I’ve seen what God can do through love that He couldn’t do through punishment. If God only wanted people to go to hell, He wouldn’t have bothered with love.
“Park” refers to overall change in environment. For humans that would include change to nearly every aspect of modern society. Not just giving destitute people a piece of concrete to use drugs.
This is a view of what happens when you place the drugs at one corner of the cage. Of course rats who are sick and in pain from the cage will gather and die at the corner where they find relief.
>> The War on Drugs is *NOT* authorized under the Constitution, neither under the commerce clause nor under the defense clause.
>
> Yes it is.
Alright then; lay it out for me, step-by-step, starting with the specific portion(s) of the Constitution that authorize it.
(I don’t believe you, but I’ll let you try to prove it.)
Your story kind of proves my point... get them to try marijuana so they can see that drugs are harmless and then get them hooked on crack.
Doesn’t change the fact that marijuana is harmless and that it should be treated differently than other drugs so that people can learn the truth rather than scare tactics.
Indeed - but no Founding Father ever claimed that government cold make people moral or religious.
You find it strange that freepers can be happy without being stoned?
Your clumsy deceptive omission proves only one thing: the moral and mental deficiency of the Drug Warriors.
I can't agree that altering brain chemistry is ever "harmless;" I certainly agree that marijuana is no more harmful than a great many goods we'd never consider making illegal - and that scare tactics harm people more than protect them.
You presume that if governments take actions to prevent the moral destruction of the society they must be abusive.
Absolute Freedom always leads to anarchy and any thinking person knows that. If man refuses to restrain himself, then government surely will.
"Our Constitution was made only for a moral and religious people. It is wholly inadequate to the government of any other." --October 11, 1798 John Adams
You find it strange that freepers can be happy without being stoned?
This remains a clumsy deception - WMarshal said nothing about FReepers being stoned or not.
Your clumsy deceptive omission proves only one thing
You
No, WMarshal.
presume that if governments take actions to prevent the moral destruction of the society they must be abusive.
No, he says that banning pot for adults is abusive big government - YOU presume that the absence of such laws would mean the moral destruction of the society.
Absolute Freedom always leads to anarchy
Nobody here supports anarchy - what many of us support is limiting government to protecting individual rights, which are not violated by someone else smoking pot.
"Our Constitution was made only for a moral and religious people. It is wholly inadequate to the government of any other." --October 11, 1798 John Adams
Indeed - but no Founding Father ever claimed that government cold make people moral or religious.
Nope but it was clear that if the people failed to be moral voluntarily then the Republic would fail and likely a tyrannical leader would arise and enforce their version of goodness.

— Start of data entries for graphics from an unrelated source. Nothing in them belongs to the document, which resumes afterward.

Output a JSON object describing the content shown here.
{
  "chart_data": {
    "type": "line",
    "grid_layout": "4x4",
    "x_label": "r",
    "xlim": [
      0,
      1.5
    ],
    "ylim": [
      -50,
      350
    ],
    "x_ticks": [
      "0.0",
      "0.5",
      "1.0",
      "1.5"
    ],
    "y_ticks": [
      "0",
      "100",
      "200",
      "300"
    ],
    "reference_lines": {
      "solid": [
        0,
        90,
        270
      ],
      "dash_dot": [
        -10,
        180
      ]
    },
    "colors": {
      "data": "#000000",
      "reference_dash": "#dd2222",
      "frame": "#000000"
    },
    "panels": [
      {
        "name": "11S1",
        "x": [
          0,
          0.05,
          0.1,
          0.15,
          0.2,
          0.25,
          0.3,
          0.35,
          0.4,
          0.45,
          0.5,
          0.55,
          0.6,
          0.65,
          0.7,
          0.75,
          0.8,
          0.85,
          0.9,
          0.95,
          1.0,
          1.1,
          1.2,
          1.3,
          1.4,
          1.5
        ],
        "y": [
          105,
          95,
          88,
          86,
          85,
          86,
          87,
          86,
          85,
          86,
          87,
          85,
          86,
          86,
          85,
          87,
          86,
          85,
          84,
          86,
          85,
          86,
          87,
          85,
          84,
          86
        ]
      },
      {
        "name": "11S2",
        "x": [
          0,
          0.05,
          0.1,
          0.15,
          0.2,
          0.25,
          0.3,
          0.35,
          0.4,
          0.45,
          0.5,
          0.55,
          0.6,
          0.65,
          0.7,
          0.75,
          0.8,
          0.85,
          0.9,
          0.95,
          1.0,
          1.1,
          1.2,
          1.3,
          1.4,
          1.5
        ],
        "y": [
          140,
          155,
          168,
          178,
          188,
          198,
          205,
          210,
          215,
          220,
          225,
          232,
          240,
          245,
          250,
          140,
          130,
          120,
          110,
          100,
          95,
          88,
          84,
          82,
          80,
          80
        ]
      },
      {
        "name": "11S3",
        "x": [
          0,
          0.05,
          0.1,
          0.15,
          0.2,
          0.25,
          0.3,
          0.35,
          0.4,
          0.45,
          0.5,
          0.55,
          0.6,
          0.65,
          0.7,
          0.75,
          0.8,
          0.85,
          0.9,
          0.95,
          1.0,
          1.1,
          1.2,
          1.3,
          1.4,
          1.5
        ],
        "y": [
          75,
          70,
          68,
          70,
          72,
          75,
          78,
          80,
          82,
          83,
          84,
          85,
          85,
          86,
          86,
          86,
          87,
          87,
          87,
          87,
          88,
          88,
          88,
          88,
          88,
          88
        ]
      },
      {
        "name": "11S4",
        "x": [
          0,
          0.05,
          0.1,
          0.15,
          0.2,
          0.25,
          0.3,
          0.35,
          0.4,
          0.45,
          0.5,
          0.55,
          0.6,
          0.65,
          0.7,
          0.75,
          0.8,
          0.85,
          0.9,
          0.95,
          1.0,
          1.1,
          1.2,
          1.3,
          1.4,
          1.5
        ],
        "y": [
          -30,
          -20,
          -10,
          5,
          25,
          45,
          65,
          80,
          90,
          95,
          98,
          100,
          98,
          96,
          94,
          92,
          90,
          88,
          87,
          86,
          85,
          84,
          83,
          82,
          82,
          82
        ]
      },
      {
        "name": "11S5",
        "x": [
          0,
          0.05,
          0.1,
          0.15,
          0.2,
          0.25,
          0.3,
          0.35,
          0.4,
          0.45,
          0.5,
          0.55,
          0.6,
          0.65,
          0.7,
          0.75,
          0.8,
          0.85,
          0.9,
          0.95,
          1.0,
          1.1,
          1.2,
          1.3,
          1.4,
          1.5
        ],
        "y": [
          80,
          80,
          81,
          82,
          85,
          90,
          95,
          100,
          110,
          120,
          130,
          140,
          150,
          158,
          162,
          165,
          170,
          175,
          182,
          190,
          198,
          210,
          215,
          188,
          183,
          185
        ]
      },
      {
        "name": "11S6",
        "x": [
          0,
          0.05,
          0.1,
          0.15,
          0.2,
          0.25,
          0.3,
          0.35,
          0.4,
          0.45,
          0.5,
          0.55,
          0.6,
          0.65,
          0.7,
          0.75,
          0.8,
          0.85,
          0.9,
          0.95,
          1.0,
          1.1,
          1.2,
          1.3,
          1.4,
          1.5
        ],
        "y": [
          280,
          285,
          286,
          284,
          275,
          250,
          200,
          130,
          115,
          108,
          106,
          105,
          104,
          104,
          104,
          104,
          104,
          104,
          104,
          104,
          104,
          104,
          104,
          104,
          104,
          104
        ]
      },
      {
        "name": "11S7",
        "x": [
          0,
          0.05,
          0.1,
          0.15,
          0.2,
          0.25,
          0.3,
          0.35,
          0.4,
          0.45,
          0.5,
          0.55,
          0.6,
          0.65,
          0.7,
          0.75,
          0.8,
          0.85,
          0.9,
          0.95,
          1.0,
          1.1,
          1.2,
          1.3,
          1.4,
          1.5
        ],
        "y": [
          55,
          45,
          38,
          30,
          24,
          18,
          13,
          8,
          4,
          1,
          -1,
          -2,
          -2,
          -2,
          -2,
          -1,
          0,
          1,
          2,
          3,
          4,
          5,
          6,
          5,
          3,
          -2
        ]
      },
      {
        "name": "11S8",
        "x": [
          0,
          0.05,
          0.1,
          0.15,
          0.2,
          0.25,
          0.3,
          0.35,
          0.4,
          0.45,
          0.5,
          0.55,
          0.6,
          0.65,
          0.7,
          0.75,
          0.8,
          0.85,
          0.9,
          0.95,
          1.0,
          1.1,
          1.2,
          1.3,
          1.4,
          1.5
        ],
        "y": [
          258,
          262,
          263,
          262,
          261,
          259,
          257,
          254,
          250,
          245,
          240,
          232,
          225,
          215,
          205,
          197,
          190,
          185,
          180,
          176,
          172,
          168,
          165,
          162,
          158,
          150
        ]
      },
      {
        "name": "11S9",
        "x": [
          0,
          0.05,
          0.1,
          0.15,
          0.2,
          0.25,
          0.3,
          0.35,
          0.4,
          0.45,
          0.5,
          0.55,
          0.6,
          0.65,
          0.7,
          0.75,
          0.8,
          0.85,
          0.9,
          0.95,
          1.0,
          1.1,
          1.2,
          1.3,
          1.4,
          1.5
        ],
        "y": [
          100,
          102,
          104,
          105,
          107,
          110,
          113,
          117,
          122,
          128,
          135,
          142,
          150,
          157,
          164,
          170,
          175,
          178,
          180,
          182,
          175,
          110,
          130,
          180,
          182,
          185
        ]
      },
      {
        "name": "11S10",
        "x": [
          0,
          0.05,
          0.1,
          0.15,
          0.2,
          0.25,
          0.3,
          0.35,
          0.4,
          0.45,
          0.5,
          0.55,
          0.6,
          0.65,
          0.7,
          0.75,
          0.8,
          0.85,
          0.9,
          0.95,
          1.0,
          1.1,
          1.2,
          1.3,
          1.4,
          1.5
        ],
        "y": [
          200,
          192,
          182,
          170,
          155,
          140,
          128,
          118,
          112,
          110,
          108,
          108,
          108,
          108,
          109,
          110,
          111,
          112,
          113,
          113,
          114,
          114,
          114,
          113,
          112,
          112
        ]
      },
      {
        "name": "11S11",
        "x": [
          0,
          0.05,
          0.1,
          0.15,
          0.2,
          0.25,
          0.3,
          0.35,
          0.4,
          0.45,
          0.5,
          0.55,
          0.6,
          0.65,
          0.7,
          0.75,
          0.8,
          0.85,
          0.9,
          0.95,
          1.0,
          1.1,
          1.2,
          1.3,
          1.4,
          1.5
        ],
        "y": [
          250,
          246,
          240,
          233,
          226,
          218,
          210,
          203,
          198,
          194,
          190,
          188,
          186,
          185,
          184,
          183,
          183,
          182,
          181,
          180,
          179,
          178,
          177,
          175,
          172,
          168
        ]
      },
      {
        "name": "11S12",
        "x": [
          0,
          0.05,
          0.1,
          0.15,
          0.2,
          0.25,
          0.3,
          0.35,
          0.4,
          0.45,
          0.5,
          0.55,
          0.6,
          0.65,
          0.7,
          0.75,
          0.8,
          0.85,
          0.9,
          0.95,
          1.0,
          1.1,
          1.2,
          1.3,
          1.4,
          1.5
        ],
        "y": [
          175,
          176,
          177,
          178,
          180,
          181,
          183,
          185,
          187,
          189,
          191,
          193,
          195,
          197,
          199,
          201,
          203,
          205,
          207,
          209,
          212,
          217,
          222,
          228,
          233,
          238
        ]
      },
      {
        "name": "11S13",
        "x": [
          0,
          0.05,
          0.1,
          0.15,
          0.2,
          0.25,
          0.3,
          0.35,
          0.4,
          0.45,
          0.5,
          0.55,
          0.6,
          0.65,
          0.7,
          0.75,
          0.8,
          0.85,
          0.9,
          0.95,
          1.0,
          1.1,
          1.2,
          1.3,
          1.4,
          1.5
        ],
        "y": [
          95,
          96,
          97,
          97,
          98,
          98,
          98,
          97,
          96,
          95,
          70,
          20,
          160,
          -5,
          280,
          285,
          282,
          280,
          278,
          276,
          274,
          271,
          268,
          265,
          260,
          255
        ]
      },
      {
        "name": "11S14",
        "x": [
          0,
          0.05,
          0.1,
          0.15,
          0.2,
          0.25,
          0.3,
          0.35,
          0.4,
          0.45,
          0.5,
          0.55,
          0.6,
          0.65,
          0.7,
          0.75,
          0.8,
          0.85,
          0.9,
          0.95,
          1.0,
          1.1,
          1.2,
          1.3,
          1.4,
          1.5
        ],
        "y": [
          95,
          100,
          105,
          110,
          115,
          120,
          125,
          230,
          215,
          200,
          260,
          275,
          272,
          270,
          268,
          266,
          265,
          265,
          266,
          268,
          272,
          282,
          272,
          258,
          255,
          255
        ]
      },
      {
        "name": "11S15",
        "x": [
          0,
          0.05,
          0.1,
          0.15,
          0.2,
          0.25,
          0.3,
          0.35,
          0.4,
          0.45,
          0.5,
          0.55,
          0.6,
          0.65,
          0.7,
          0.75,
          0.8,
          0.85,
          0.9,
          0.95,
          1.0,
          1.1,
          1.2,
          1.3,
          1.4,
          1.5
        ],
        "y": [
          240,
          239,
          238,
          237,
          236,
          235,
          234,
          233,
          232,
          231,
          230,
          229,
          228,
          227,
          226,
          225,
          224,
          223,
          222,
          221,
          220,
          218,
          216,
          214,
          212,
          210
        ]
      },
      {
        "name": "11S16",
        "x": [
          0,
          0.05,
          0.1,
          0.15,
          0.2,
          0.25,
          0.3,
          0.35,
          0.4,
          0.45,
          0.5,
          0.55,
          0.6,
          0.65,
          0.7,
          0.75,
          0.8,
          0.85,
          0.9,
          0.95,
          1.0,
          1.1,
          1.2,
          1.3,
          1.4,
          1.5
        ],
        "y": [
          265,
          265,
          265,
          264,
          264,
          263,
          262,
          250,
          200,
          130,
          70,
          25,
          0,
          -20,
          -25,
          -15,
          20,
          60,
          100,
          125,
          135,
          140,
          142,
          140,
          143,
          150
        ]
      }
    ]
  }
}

Where have we seen such happen? Russia, China, Germany......
Thanks for the backup. I missed that I was partially quoted. I find that too many “law and order” types have totalitarian impulses and an impulse to lie and distort the arguments like a lefty loon.
One of the reasons that I am against the knee-jerk response of that type to every problem with “there ought to be a law” is that too many laws lead to abuse by the authorities and contempt for the law from harassed citizens.
I find it hilarious and tragic that the US has draconian punishments for people who make poor personal decisions and then promotes welfare that leads to dependence and provides immunity from the consequences of those same poor personal decisions.